Unfortunately, this isn’t effective; it has a low chance of yielding all correct items. A popular solution is a shopping list, which guarantees you get everything you need, but there’s a problem: if you traverse the list item-by-item and find each one in the store, you visit the whole supermarket for every list item in the worst case. This is O(nm) [m = size of list and n = size of supermarket].

We want an O(n) algorithm, so here’s a new plan: go through the supermarket linearly from entrance to exit and check if each item you see is on the list. This way I only make one pass through the supermarket1 – much faster. Alas, something tells me my algorithm isn’t exactly original so if we want any chance of a paper on this, we’ll have to move on to another problem.

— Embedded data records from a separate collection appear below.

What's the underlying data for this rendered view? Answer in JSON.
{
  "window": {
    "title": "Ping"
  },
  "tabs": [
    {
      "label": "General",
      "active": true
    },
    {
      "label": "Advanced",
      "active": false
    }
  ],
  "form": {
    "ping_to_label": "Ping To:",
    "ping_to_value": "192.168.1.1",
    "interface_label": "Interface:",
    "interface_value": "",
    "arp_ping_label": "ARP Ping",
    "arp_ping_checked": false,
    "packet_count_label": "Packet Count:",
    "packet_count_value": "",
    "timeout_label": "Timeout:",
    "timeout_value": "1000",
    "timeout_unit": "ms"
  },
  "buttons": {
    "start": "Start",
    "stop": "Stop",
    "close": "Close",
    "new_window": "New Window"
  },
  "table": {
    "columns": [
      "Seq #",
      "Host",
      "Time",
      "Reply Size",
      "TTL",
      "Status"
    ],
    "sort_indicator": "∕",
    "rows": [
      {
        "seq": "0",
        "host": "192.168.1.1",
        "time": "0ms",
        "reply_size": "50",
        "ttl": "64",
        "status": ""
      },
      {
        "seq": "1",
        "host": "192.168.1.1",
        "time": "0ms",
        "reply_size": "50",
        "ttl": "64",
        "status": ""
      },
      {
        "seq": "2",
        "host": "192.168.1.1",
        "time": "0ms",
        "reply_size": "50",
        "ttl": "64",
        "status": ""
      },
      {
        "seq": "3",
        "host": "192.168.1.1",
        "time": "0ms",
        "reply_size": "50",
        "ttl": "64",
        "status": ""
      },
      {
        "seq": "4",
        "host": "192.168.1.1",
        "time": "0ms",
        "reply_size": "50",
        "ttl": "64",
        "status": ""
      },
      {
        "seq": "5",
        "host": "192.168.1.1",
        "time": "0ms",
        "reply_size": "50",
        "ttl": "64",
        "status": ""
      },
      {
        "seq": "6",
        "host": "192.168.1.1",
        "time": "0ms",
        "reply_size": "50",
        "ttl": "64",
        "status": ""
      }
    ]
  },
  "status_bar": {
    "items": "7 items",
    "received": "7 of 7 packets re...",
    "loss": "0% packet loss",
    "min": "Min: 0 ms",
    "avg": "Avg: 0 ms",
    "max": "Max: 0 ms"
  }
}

Getting the Maximum from the Minimum

The other day when cooking this problem arose: you have a set of ingredients and several recipes. You want to feed yourself as many times as possible with these recipes and ingredients, but you don’t mind eating the same recipe several times. Thinking a bit, I concluded that the problem is similar to Coin Change and 0-1 knapsack; we can solve by Dynamic Programming. Define max_recipes(X) taking the set of remaining ingredients and returning the maximum number of recipes we can cook. max_recipes(X) = maximum over recipes Ri of (1 + max_recipes(X \ Ri)). The same X can arise via different recipe choices, so cache results. This is O(no. ingredient sets), which could be exponential ( 🙁 ). This doesn’t really matter since the number of ingredients is small. Also, if the problem is as difficult as CC or 0-1K it would be impossible to do substantially better. Leave a comment below if you have a better algorithm or a proof of NP-completeness.

Computing Can Help You Find Love2

There are k locations on campus where you can meet potential suitors; some yield more promising candidates than others. On each of n iterations, choose a location and evaluate the first individual there. At the end you can date the seen candidate with the highest evaluation score. What is your strategy to have the best date at the end? This is a version of the k-armed bandit problem. Instead of total reward we’re maximising maximum reward (you only have one date at the end). Various methods have been devised for this problem3; the gist is that you want to allocate some time to “exploring” (working out which locations offer higher rewards), and the rest to “exploiting” your knowledge of the best places, selecting them every time.


Obviously, these analyses are simplified for the blog post format, but I enjoyed coming up with them, so hopefully you enjoyed reading them. I’ll leave you with one of my all-time favourite topics4: IC 2s water polo team competes in a league. Teams get 2 points for winning and 1 point for drawing. Determine (efficiently), from the league table and matches remaining whether IC 2s can still win the league.

1 Like in all good algorithms analysis, we neglect reading time of the shopping list as this is insignificant compared to walking time.

2 To be honest, I had to engineer this a bit and it’s not all that realistic, but I still think it’s a fun one

3 These will be affected by the maximum modification to the problem in this case.

4 Network Flow / “Baseball Elimination Problem”.